July 7

Posted by sydney on Jul 7th, 2009
  • 1792: July 7, 1792 – Farmer Hoare’s son shot a hen Wood-chat (Lanius s. senator) or small Butcher-bird as it was washing at Well-head, attended by the cock.  It is a rare bird in these parts.  In it’s craw were insects.
  • 1791: July 7, 1791 – S. Lambeth
    Fine, showers, clouds.
  • 1790: July 7, 1790 – Grasshopper-lark whispers in my outlet.  Turned the cocks of hay.
  • 1788: July 7, 1788 – Mrs White made much Rsp, & curran jams.
  • 1787: July 7, 1787 – Preserved some Duke cherries, very fine fruit.  The pupils of the eyes of animals are diversifyed: in all the birds & fishes I have seen they are round, as in men: but those of horses, & cows, & sheep & goats & I think deer & camels, are oblong from corner to corner of the eye.  The pupils of the domestic cat differ from those of all other quadrupeds; for they are long & narrow, yet capable of great dilation, & standing near at right angles with the opening of the eye-lids.  The eys of wasps are said to be lunated in the shape of a crescent.
  • 1786: July 7, 1786 – Alton 
    Many swifts near Kingston.  Vast rain at Bagshot.  Hops are healthy round Alton, & Selborne.
  • 1784: July 7, 1784 – Vast damage done in various parts of the kingdom by thunder-storms & floods, from Yorkshire all across to Plymouth.
  • 1783: July 7, 1783 – The young cuckow sits upon the nest, which will no longer contain.
  • 1781: July 7, 1781 – Timothy the tortoise, who weighed April 2: after fasting all the winter on six pounds 8 oun. & 3/4: weighs now seven pounds, & one ounce: weighed last august six pounds, & fifteen ounces.
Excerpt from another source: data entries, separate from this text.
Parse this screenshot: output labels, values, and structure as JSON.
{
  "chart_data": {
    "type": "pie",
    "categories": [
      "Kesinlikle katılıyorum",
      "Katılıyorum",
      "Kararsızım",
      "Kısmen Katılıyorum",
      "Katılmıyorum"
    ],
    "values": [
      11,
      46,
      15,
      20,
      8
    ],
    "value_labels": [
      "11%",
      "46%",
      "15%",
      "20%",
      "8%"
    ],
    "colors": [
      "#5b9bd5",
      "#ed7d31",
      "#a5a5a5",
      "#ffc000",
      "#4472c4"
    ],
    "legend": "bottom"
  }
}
From the encreased number of the Swifts, it seems as if they had brought out many of their young. About eight in the evening, Swifts get together in a large party, & course round the environs of the church, as if teaching their broods the art of flying. As yet they do not retire ’til three quarters after 8 o’ the clock; & before they withdraw, the bats come forth: so that day & night animals take each others places in a curious succession! All the swifts that play around the church do not seem to roost under it’s eaves. Some pairs, I know, reside under some of the cottage roofs. Three or four pairs of lapwings hatched their broods this summer on the common: the young, which run long before they can flie, sculk among the fern. The usually affect low, moist situations.
  • 1779: July 7, 1779 – Vipers are big with young.
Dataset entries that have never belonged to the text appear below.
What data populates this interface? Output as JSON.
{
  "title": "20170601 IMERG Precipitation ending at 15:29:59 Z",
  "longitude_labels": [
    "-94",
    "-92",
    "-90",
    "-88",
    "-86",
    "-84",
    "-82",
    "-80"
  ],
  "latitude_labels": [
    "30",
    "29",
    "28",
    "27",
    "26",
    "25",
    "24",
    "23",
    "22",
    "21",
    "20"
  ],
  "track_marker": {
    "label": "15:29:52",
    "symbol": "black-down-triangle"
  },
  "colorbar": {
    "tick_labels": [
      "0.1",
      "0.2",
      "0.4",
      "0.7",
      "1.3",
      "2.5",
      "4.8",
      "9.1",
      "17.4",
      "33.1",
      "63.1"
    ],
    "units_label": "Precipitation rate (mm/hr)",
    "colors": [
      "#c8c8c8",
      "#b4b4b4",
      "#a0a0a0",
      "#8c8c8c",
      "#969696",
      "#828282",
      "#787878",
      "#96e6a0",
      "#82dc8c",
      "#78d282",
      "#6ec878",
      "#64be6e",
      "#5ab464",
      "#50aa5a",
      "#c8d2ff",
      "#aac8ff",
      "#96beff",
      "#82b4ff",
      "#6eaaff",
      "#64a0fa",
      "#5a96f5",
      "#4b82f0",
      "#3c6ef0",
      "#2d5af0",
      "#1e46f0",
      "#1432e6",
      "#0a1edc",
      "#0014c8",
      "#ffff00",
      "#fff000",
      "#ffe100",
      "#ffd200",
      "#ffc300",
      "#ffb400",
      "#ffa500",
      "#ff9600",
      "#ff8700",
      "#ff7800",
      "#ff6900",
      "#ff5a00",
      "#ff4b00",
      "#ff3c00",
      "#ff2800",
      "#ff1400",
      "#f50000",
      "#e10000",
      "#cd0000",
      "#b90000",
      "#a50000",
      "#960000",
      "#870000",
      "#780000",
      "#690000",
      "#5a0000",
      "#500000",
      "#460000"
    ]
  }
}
  • 1777: July 7, 1777 – Winter-like: we are obliged to keep fires.
  • 1774: July 7, 1774 – Bees swarm & sheep are shorn.  My firs did not blow this year.
  • 1773: July 7, 1773 – Cut great part of my great mead.
  • 1772: July 7, 1772 – Watered the ground for planting of annuals.  Watered the garden plentifully.  Planted out a double row of China-asters.
  • 1771: July 7, 1771 – Myriads of frogs, a second brood, migrate from J. Knight’s ponds.
  • 1770: July 7, 1770 – Polygala vulg. in flower.  Mole-cricket churs.